Material and methods. We examined 135 patients with non valvular AF. SCI were detected in 31.1 % of patients, and in total superficial infarctions were detected in 9.6 %, SCI ≥ 15 mm in 7.4 % of patients and basal SCI in 21.8 %.
Results. The results of univariate analysis showed that low left atrial appendage velocity < 30 cm/s was significantly associated with both superficial and SCI ≥ 15 mm, Р=0.01 and 0.007, respectively. Basal SCI were significantly associated with age ≥ 65 years and creatinine clearance < 90 ml/min. At the time of the study only 14.5 % of patients had international normalized ratio (INR) 2–3. Results of the survey showed that 43.9 % of respondents didn’t know anything about warfarin. Only 42.2 % used warfarin and 37.8 % didn’t use neither anticoagulants, nor aspirin. We found that only 17.2 % of respondents measured INR regularly, 54.3 % patients did not know what is INR. Moreover, among patients on warfarin 68.9 % did nothing if their INR was unsatisfactory.
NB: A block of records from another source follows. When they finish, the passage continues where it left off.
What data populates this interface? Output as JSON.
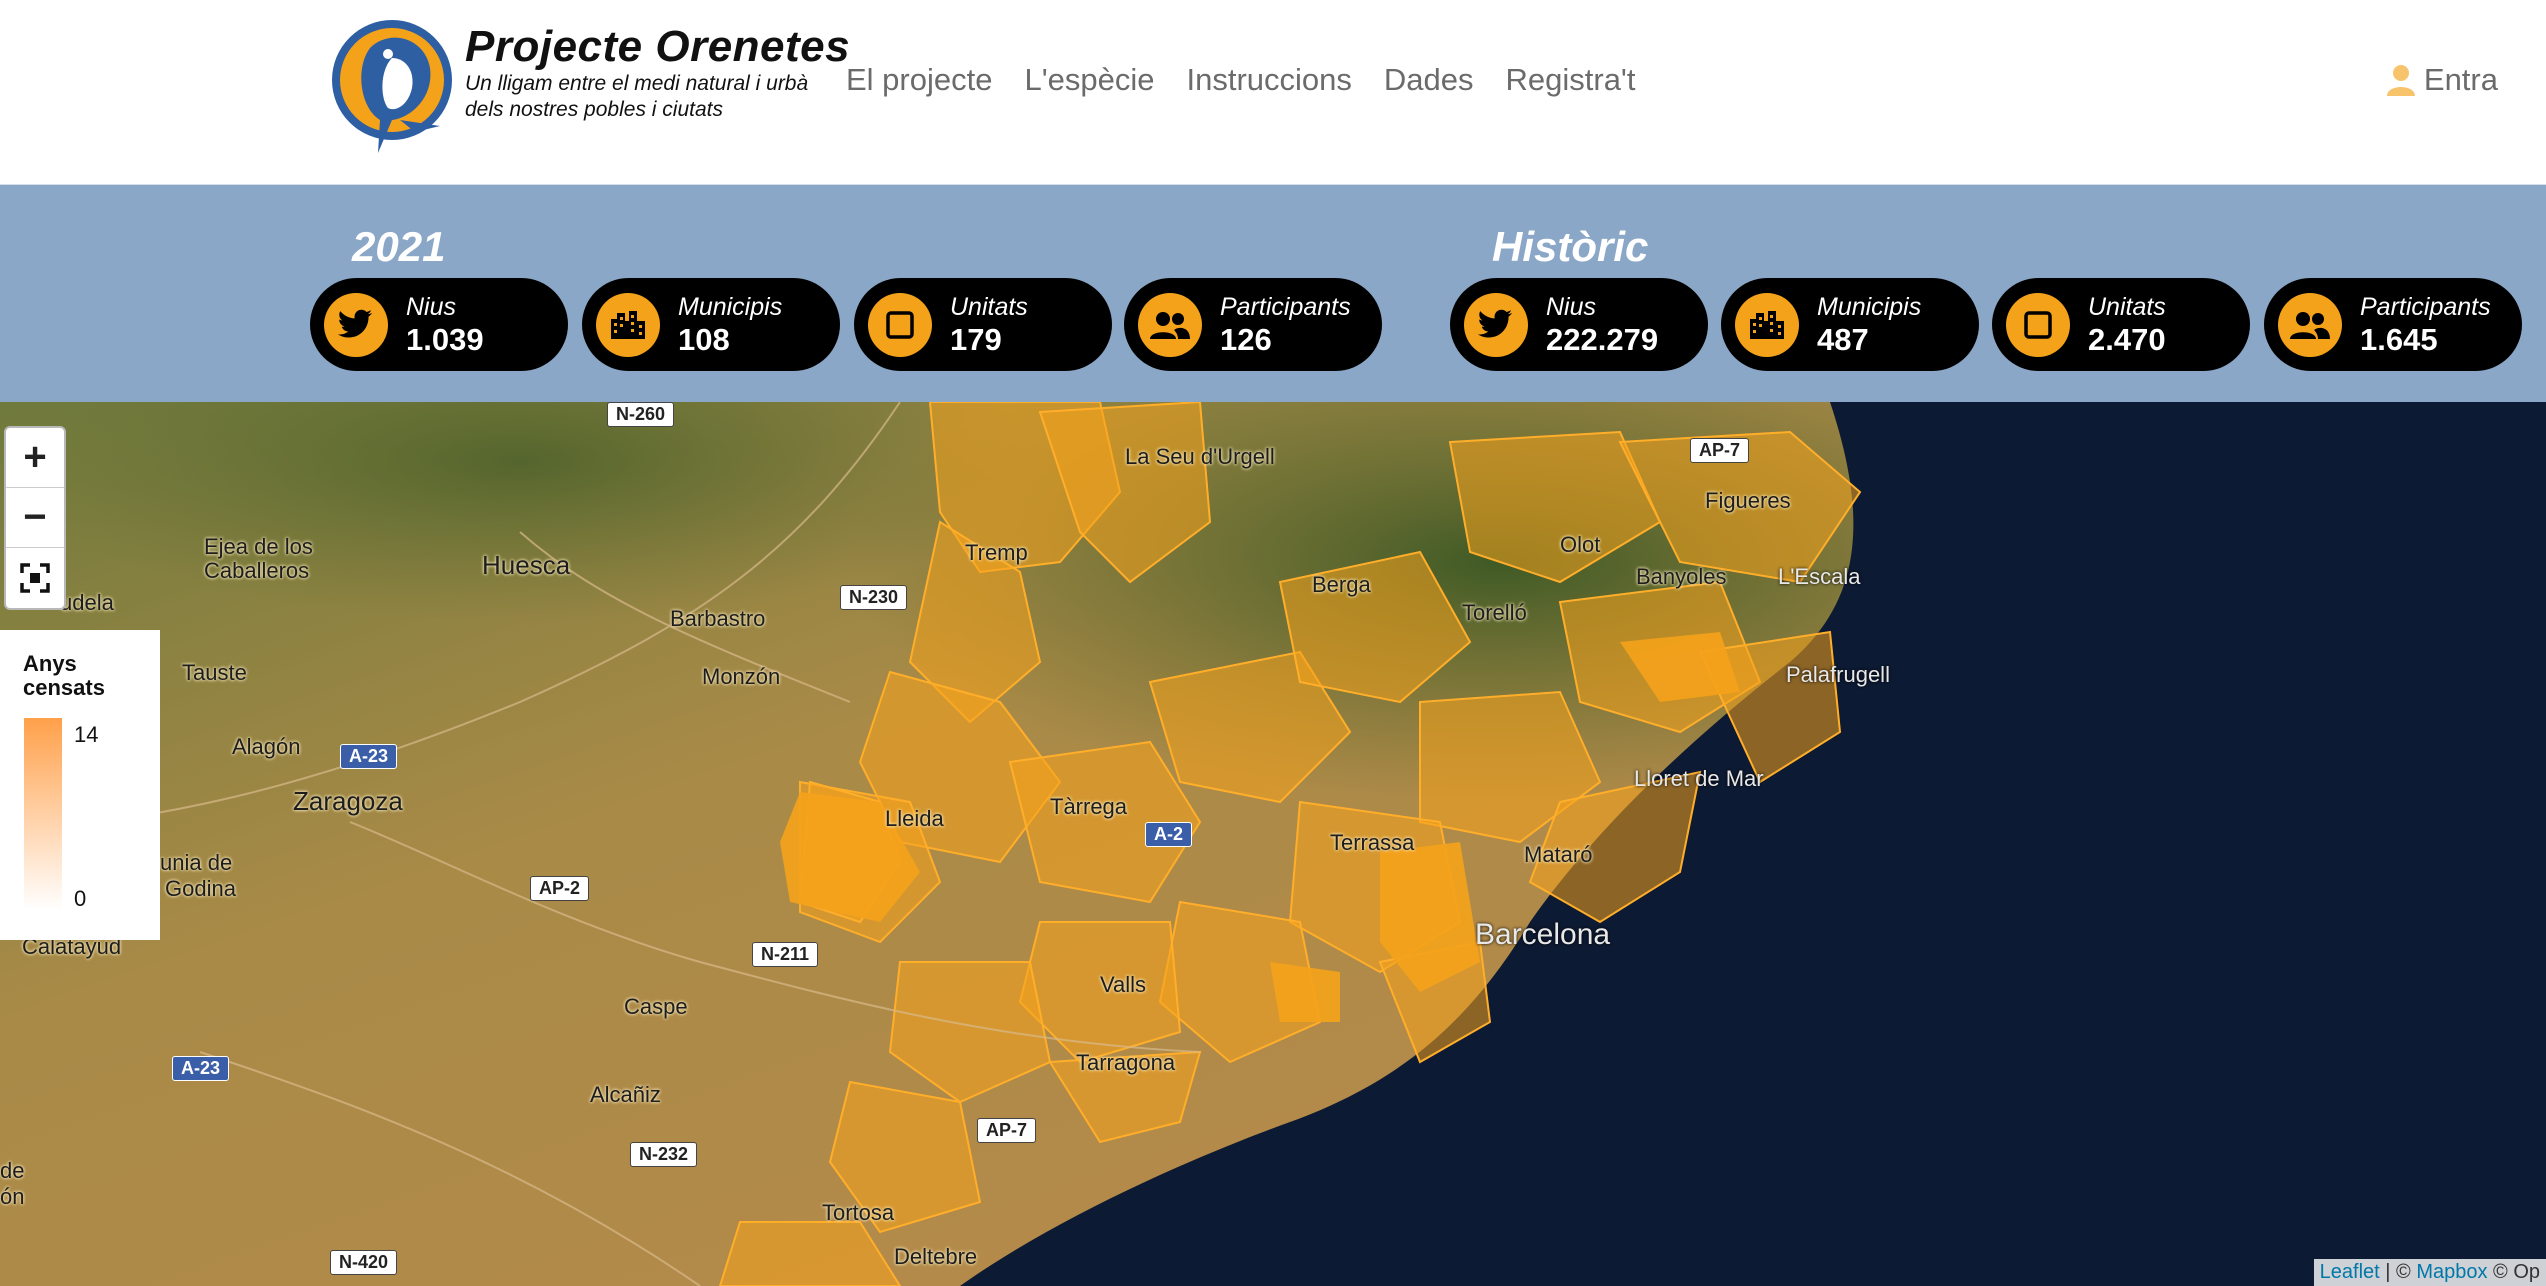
{
  "header": {
    "brand_title": "Projecte Orenetes",
    "brand_subtitle_line1": "Un lligam entre el medi natural i urbà",
    "brand_subtitle_line2": "dels nostres pobles i ciutats",
    "nav": [
      "El projecte",
      "L'espècie",
      "Instruccions",
      "Dades",
      "Registra't"
    ],
    "login_label": "Entra"
  },
  "stats": {
    "current": {
      "label": "2021",
      "items": [
        {
          "label": "Nius",
          "value": "1.039",
          "icon": "bird-icon"
        },
        {
          "label": "Municipis",
          "value": "108",
          "icon": "city-icon"
        },
        {
          "label": "Unitats",
          "value": "179",
          "icon": "square-icon"
        },
        {
          "label": "Participants",
          "value": "126",
          "icon": "users-icon"
        }
      ]
    },
    "historic": {
      "label": "Històric",
      "items": [
        {
          "label": "Nius",
          "value": "222.279",
          "icon": "bird-icon"
        },
        {
          "label": "Municipis",
          "value": "487",
          "icon": "city-icon"
        },
        {
          "label": "Unitats",
          "value": "2.470",
          "icon": "square-icon"
        },
        {
          "label": "Participants",
          "value": "1.645",
          "icon": "users-icon"
        }
      ]
    }
  },
  "map": {
    "zoom_in": "+",
    "zoom_out": "−",
    "legend_title_line1": "Anys",
    "legend_title_line2": "censats",
    "legend_max": "14",
    "legend_min": "0",
    "attribution_leaflet": "Leaflet",
    "attribution_sep": " | © ",
    "attribution_mapbox": "Mapbox",
    "attribution_tail": " © Op",
    "cities": [
      "La Seu d'Urgell",
      "Figueres",
      "Olot",
      "Tremp",
      "Berga",
      "Torelló",
      "Banyoles",
      "L'Escala",
      "Palafrugell",
      "Huesca",
      "Ejea de los",
      "Caballeros",
      "Barbastro",
      "Monzón",
      "Tauste",
      "Alagón",
      "Zaragoza",
      "unia de",
      "Godina",
      "Calatayud",
      "Caspe",
      "Alcañiz",
      "Lloret de Mar",
      "Terrassa",
      "Mataró",
      "Barcelona",
      "Tàrrega",
      "Lleida",
      "Valls",
      "Tarragona",
      "Tortosa",
      "Deltebre",
      "udela",
      "de",
      "ón"
    ],
    "roads": [
      "N-260",
      "AP-7",
      "N-230",
      "A-23",
      "AP-2",
      "A-2",
      "N-211",
      "A-23",
      "N-232",
      "AP-7",
      "N-420"
    ]
  },
  "colors": {
    "accent": "#f5a21b",
    "stats_band": "#8ba7c7",
    "pill_bg": "#000000",
    "region_fill": "#f5a21b"
  }
}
There was significant inverse association between the use of warfarin > 3 and INR 2–3 at the time of the study and superficial P=0.03, χ2=4.9 and basal SCI P=0.02, χ2=5.3.
Conclusions. Silent cerebral infarctions are not uncommon in patients with AF. Large and superficial SCI in the absence of atherosclerosis of carotid and/or large brain arteries commonly have embolic source. Patients with AF have inadequate knowledge about anticoagulants, and those on warfarin have inadequate adherence and control of anticoagulation. This kind of inadequacy was associated with SCI. Further implementation of interventions that have been shown to improve anticoagulation control are necessary for patients with AF.